A a smart contract is a piece of computer programming code, usually written in a high level language, that instructs a blockchain on how to receive, process, store and distribute funds. Smart contracts are therefore the building blocks of financial applications that live on distributed and decentralized networks that process cryptocurrency.
Smart contracts instruct Caduceus to create on-chain functionality that will ultimately result in state changes to the DAG-driven state machine, a more advanced form of a blockchain that provides much needed efficiency to Metaverse and multimedia applications.
Smart contracts on Caduceus are usually written in the Solidity language targetting EVM, and are often organized into decentralized applications called D'Apps.
To get started with building smart contracts, we recommend the Caduceus IDE
On the other hand, WASM smart contracts may be written in RUST.
The Caduceus Metaverse Protocol can run smart contracts based on WASM and EVM, in addition to multiple built-in system contracts. Smart contracts support user-oriented programming capabilities on the blockchain, while system contracts provide the necessary conditions for the management and configuration of the Caduceus Metaverse Protocol's blockchain.

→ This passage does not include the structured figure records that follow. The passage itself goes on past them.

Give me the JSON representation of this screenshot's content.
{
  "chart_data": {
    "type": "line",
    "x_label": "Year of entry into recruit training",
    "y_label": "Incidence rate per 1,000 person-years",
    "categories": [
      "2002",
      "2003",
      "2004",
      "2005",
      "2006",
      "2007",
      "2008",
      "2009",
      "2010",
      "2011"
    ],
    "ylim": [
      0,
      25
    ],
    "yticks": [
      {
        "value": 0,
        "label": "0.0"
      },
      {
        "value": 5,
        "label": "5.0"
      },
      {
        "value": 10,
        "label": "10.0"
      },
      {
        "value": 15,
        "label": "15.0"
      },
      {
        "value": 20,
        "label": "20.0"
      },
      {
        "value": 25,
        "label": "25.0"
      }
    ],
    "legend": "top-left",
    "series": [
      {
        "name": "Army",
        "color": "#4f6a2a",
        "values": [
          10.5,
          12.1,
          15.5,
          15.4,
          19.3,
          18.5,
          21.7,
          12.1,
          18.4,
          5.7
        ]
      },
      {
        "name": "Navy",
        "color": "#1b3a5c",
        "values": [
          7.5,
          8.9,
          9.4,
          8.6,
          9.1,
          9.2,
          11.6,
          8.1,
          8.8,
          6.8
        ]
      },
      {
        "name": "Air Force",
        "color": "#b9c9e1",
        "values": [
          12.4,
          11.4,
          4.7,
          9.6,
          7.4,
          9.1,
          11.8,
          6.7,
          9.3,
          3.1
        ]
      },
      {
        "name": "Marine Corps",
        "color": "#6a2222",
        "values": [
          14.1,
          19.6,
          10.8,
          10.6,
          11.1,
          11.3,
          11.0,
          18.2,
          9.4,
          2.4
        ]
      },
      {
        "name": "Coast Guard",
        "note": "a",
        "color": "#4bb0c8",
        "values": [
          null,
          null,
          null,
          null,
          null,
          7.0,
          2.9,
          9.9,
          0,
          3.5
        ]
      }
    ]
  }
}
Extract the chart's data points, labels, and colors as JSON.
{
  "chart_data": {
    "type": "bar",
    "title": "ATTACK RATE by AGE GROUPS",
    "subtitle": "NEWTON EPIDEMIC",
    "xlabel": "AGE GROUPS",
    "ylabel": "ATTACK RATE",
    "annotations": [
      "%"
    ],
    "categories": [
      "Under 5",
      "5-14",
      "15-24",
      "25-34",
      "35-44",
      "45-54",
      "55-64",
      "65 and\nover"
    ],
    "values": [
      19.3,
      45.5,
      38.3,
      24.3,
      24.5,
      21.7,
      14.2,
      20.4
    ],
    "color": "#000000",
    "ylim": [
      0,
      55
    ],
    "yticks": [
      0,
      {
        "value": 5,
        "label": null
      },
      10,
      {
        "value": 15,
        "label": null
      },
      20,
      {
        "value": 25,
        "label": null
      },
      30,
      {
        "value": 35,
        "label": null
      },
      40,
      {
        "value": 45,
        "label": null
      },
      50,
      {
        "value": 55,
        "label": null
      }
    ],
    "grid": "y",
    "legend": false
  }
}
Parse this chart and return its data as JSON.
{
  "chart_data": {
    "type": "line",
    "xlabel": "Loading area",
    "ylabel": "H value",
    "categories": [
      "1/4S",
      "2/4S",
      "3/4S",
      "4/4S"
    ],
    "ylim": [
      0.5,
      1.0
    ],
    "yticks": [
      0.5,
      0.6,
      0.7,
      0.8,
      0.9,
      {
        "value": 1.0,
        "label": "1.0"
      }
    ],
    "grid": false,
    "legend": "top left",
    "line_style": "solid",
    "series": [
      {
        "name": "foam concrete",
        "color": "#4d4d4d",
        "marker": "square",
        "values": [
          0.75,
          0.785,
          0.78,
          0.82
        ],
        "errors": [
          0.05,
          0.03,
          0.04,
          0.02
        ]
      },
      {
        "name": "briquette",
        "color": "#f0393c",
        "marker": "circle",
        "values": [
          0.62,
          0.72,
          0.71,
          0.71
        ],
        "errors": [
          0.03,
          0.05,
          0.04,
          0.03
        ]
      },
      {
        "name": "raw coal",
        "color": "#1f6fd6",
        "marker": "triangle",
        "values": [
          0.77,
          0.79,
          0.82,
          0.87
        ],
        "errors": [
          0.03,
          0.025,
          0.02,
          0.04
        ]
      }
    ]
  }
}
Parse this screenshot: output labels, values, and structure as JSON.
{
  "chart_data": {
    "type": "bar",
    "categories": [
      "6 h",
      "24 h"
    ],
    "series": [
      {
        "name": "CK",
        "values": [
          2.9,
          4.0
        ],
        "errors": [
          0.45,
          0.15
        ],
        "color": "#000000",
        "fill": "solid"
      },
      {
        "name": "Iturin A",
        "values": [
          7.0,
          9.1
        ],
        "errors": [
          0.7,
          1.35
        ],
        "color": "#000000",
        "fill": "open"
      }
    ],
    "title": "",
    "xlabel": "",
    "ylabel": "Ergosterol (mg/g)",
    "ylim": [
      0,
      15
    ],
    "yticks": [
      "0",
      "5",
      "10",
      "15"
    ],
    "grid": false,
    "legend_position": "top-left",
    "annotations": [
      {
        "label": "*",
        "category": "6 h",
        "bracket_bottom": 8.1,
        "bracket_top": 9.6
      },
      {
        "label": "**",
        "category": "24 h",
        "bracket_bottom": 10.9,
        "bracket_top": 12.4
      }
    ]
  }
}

After smart contracts have been created by a D'app developer, the system will execute the contracts when the requirement arises. Before the smart contract is handed over to the smart contract engine for execution, it will go through a series of parameter verifications. These verifications include bytecode, version, contract calling method name, contract calling parameters, and contract engine type. When the smart contract execution engine is started, the bytecode, version, contract call method name, contract call parameters will be parsed and serialised into the data required by the smart contract execution engine and the data will be copied to the smart contract engine. During the execution of the smart contract execution engine, it will execute according to the above information and return the contract execution result. Finally, the contract execution result is handed over to the storage module for persistence in the transaction record.